Depending on who you ask, Jason Giambi intends to play in August, the question remains where. Giambi should never defensively take the field again for the Yankees. He ranks somewhere between putrid and unwatchable. Damon already consumes the DH role, a move back to CF puts Melky Cabrera, a far superior defensive player and budding offensive contributor, on the bench, transforming the Yanks into a station to station, home run hitting lineup, with below average defense. If Giambi brings his 35 home run stick to the plate, the shear threat is worthwhile. Given his early season performance, and about three months vacation hurting timing at the plate, do not count on Giambi. In fact, Giambi returning hurts the team. It forces Torre to play him, potentially inserting an automatic out into the middle of the lineup, while hurting the defense as documented above. Giambi just disappearing better serves the Yanks.

Of course, if Damon is traded that changes. Rumors circulated that New York is offering the aging CF, and the remaining 2 ½ years on his ill fated, around the league. The sheer rumor signifies Cashman and the front office brass admit their mistake. When healthy, and performing, Damon is a lightning rod leadoff hitter. Injuries, a refusal to go on the DL, age, and a slower bat, has relegated Damon to a shell of the “idiot” leader from Boston. Finding a taker remains another story. Barring a major injury elsewhere in the league, the contenders can do without a broken down Damon, while long term contracts do not fit rebuilding situations.

One player surprisingly drawing interest is Kei Igawa. Another situation where the Cashman and company admit a mistake, without directly saying it, finding a taker for Igawa is likelier than Damon. Igawa has shown one glimmer of hope that he can pitch in the majors, his strikeout total. Since returning Igawa fans about a batter per IP, substantiating his Japanese statistics. Control remains his undoing. Igawa walks close to a batter an inning, while consistently falling behind in counts allowing opposing hitters to tee off on his below average fastball.

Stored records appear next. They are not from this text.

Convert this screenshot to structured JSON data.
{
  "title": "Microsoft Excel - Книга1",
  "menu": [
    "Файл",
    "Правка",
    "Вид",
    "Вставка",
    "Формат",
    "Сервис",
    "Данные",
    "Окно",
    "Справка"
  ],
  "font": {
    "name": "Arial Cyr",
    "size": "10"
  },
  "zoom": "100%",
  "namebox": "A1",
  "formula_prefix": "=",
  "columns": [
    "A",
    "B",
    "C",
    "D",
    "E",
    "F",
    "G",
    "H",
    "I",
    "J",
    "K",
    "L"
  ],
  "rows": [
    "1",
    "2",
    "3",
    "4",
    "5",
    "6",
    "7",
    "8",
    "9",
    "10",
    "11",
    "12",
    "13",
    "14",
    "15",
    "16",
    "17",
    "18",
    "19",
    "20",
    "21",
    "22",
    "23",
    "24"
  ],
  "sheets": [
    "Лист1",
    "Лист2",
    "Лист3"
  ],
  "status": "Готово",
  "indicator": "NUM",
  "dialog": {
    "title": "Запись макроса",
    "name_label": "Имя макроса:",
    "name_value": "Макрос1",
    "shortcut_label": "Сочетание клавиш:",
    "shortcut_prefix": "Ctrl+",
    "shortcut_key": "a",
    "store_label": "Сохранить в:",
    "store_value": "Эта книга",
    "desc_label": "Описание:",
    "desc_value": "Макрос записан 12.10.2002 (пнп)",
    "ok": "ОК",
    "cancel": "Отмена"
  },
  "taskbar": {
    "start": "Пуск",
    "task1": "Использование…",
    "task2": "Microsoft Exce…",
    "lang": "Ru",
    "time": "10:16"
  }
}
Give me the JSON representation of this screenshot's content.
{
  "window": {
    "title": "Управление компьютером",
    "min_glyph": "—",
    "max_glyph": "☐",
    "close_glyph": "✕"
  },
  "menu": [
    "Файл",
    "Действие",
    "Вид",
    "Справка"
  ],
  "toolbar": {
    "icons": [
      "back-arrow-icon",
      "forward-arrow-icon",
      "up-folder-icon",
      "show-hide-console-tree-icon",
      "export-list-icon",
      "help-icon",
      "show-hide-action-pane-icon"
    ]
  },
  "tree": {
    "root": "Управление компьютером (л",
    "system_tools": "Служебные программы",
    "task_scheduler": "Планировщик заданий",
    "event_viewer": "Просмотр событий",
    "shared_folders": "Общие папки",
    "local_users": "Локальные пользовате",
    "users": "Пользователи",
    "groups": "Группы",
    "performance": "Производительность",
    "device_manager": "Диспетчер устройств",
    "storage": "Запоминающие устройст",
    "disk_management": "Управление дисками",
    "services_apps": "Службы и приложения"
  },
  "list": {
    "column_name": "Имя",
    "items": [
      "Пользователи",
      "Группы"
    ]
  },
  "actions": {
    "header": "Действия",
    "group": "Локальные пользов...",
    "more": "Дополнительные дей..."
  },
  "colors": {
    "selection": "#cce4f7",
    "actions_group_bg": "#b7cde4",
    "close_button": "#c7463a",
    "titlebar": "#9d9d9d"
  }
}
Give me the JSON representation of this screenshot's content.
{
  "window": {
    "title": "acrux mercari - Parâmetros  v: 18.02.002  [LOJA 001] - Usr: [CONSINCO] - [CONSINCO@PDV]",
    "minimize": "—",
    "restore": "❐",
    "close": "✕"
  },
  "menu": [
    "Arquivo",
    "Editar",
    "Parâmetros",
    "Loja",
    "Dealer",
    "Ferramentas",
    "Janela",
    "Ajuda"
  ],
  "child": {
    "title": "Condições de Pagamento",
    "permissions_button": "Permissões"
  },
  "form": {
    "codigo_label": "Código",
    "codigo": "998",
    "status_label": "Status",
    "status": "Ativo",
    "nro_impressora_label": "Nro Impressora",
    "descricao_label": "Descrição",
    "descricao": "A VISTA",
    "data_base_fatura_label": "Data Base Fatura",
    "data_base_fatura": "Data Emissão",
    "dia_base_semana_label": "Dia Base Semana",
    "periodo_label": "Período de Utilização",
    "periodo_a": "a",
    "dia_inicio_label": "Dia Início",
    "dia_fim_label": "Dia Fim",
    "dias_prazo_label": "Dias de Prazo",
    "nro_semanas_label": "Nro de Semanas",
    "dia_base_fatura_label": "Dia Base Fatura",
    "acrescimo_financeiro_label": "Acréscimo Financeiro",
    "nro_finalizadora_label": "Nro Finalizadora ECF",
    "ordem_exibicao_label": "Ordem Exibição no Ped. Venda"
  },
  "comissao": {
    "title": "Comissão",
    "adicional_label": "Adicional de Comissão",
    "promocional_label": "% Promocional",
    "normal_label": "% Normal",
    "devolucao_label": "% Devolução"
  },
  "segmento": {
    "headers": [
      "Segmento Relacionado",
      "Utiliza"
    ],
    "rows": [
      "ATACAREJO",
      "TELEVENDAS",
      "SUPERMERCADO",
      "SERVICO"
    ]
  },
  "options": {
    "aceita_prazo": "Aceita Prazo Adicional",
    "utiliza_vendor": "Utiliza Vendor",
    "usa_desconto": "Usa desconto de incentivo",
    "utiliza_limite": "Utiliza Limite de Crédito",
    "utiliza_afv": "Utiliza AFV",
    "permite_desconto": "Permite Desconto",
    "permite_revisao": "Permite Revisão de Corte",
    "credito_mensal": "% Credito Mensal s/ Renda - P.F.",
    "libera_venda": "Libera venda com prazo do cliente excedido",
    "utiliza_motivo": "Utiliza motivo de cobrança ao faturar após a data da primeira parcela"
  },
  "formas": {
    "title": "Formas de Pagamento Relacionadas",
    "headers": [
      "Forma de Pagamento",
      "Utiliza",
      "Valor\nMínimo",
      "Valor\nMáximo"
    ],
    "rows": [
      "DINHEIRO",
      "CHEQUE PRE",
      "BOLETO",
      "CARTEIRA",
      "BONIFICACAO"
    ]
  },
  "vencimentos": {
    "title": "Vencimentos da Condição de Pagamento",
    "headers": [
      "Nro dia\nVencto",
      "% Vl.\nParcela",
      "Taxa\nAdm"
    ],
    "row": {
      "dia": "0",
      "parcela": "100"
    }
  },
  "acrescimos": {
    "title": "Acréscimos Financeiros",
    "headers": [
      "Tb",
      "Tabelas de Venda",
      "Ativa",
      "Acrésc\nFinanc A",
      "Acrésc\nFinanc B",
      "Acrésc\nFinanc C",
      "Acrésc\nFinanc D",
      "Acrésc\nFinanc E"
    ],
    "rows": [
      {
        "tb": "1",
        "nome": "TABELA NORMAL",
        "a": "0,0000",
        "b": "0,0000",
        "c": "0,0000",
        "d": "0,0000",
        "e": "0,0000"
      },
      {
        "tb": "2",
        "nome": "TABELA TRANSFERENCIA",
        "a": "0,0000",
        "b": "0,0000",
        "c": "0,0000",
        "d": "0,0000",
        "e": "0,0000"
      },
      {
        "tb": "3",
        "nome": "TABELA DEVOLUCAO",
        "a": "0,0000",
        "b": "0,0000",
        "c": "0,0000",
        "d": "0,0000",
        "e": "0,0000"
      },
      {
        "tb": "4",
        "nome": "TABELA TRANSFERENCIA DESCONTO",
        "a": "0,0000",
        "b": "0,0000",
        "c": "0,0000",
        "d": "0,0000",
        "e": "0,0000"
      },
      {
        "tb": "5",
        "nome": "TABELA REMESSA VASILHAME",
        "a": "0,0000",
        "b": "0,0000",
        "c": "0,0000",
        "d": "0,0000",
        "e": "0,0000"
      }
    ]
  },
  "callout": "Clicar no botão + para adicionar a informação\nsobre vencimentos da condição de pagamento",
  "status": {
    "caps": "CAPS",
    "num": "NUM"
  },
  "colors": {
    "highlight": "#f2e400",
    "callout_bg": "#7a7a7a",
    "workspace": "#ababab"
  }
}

Maybe pitching in NY is overwhelming, or the transition to America, or he may simply not be good, but lefty pitchers always get second, and third lives. With no spot for the Kei-man, Igawa will move, the only question is now or after the season, and how much of the contract the Yanks must pay. Cashman only wishes he could trade the posting fee along with him.

The non-waiver deadline lurks tomorrow, followed by another month of rumors before the waiver deadline. Outside of bench player, or middle reliever, Scranton will provide the Yankees biggest acquisitions. After already cutting the lead in half since the All-Star break, Chamberlain and Hughes may just be the youthful shot in the arm that carries the Yanks past Cleveland.